К Маршаку Эмку привел я, предварительно много разных разностей про него порассказав Самуилу Яковлевичу. Так что к встрече с этим чудом природы С. Я. в какой-то мере был готов. Но такой бурной химической реакции, какая в результате этой встречи произошла, я не ожидал. Они буквально влюбились друг в друга, и я — и в тот день первого знакомства, и во все последующие наши встречи втроем — сразу был оттеснен на второй план.

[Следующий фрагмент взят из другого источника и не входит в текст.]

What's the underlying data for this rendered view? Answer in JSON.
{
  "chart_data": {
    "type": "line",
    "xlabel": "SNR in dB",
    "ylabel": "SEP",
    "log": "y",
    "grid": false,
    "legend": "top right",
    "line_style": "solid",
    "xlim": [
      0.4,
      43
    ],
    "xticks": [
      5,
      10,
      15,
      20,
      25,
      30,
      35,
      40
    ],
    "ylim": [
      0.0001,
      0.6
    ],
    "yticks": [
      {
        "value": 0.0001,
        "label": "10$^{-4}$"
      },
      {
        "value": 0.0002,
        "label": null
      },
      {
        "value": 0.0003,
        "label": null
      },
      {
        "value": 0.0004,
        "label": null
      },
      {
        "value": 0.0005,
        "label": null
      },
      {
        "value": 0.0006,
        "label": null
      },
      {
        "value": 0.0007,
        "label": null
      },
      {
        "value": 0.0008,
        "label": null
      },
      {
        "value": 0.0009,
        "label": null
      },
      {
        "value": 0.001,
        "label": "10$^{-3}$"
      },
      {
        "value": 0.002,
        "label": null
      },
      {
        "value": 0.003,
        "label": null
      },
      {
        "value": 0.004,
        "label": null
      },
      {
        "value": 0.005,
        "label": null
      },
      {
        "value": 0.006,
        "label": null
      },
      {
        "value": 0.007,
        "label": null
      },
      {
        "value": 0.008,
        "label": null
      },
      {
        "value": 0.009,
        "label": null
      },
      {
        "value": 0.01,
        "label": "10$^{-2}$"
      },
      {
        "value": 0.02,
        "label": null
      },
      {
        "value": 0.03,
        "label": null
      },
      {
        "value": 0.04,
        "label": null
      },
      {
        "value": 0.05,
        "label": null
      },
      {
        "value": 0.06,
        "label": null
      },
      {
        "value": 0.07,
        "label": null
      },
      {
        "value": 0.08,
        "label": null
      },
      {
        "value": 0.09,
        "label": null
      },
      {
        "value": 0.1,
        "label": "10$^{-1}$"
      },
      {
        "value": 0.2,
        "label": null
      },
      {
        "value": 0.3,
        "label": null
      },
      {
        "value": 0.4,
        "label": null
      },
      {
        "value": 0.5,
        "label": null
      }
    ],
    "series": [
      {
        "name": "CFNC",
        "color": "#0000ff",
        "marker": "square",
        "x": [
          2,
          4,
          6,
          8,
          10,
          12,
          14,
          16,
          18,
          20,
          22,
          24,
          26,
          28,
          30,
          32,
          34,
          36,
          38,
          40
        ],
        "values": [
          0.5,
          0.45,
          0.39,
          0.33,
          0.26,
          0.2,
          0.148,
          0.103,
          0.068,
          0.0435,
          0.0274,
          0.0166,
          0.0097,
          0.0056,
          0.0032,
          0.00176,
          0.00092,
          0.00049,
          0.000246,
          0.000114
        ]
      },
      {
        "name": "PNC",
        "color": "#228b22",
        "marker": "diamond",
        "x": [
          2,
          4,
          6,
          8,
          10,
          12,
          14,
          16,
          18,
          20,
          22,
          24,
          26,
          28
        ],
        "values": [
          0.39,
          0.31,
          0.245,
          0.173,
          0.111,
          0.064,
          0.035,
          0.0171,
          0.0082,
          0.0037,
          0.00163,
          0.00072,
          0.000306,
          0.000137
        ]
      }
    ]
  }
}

Отчасти это случилось потому, что мои встречи и беседы с Маршаком — даже когда приходил к нему не один, а, скажем, с Валей Берестовым или тогдашним моим дружком и соавтором Стасиком Рассадиным, были беседами учителя с учениками. Мы все смотрели ему в рот, слушали его, как правило, поддакивали, иногда — очень редко — задавали вопросы, в которых он мог услышать тень сомнения в безусловной его правоте. Но всё это не выходило за рамки раз навсегда твердо установившихся отношений учителя с учениками.

Эмка в своих отношениях с С. Я. сразу взял другой тон. Он говорил с ним как равный с равным. И Маршак этот нахальный тон сразу принял. Вероятно, потому, что сразу почувствовал в этом новом своем госте полного своего единомышленника.

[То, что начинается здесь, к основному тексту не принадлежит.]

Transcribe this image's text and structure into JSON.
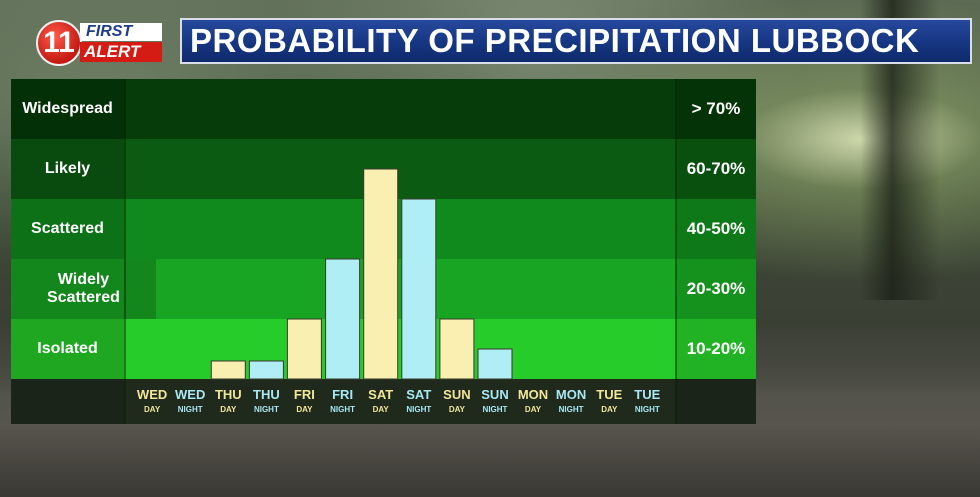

Я уже говорил, что мне тогда показалось, что сошлись они на нелюбви к модернизму. Я б даже сказал — ко всей поэзии Серебряного века. (Исключение делалось для Блока и Ахматовой.) Но после того разговора о Хлебникове я понял, что сразу проявившаяся влюбленность С. Я. в моего друга Эмку имела совсем другую, гораздо более прочную основу.

Помню, однажды был у меня забавный разговор на эту тему с Борей Слуцким. Борис — в соответствии с традициями своего учителя Маяковского — и в самом облике своем, и в манере одеваться, и даже в манере чтения — всячески подчеркивал свою непринадлежность к поэтическому и даже — шире — к писательскому цеху. У него на сей случай была даже припасена такая словесная формула:

— Я, — любил он повторять, — в отличие от всех вас никогда не жалуюсь на отсутствие денег. А денег мне всегда хватает, потому что зарабатываю я как писатель, а живу как читатель.

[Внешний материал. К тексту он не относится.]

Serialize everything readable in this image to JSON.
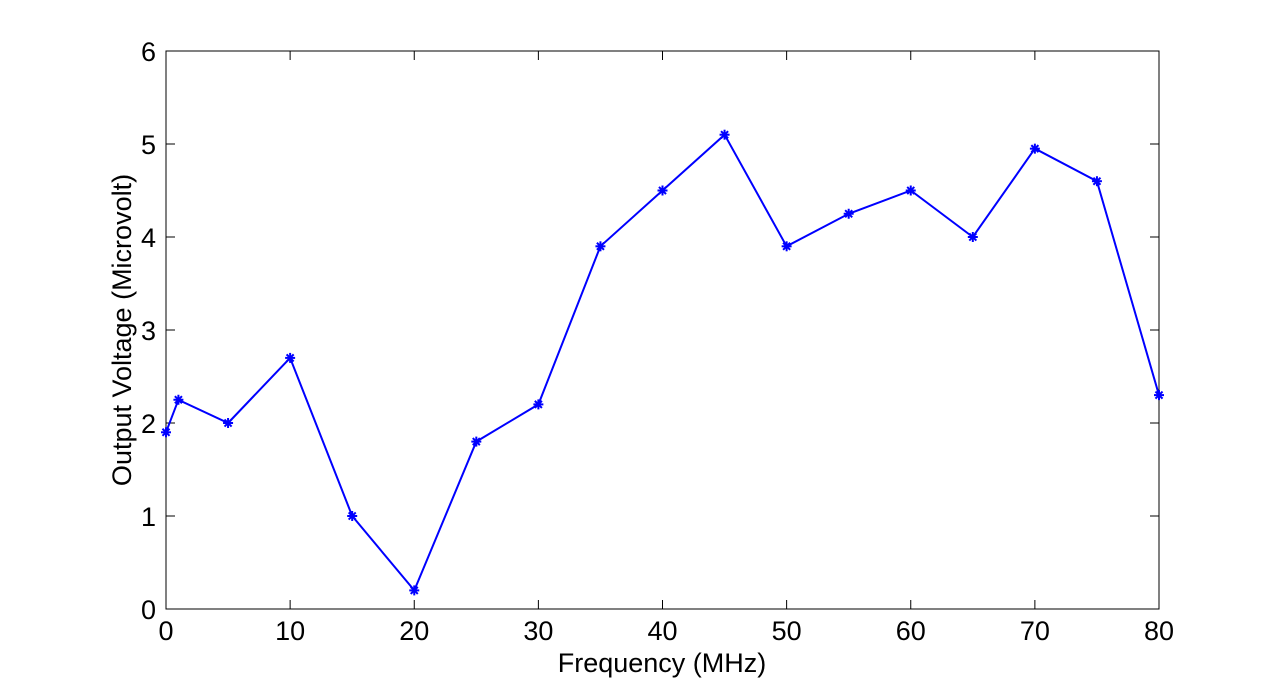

И вот однажды я заговорил с Борисом о том, что поэт — это, что ни говори, все-таки — особое существо, не похожее на простого смертного. Развивая эту тему, я сказал, что видел на своем веку не так уж мало настоящих поэтов, но самое сильное впечатление в этом смысле на меня произвел еврейский поэт Самуил Галкин. При общении с ним сразу чувствовалось, что он — из той редкой человеческой породы, о которой Блок сказал:

Пускай я умру под забором, как пёс,Пусть жизнь меня в землю втоптала, —Я верю: то Бог меня снегом занес,То вьюга меня целовала!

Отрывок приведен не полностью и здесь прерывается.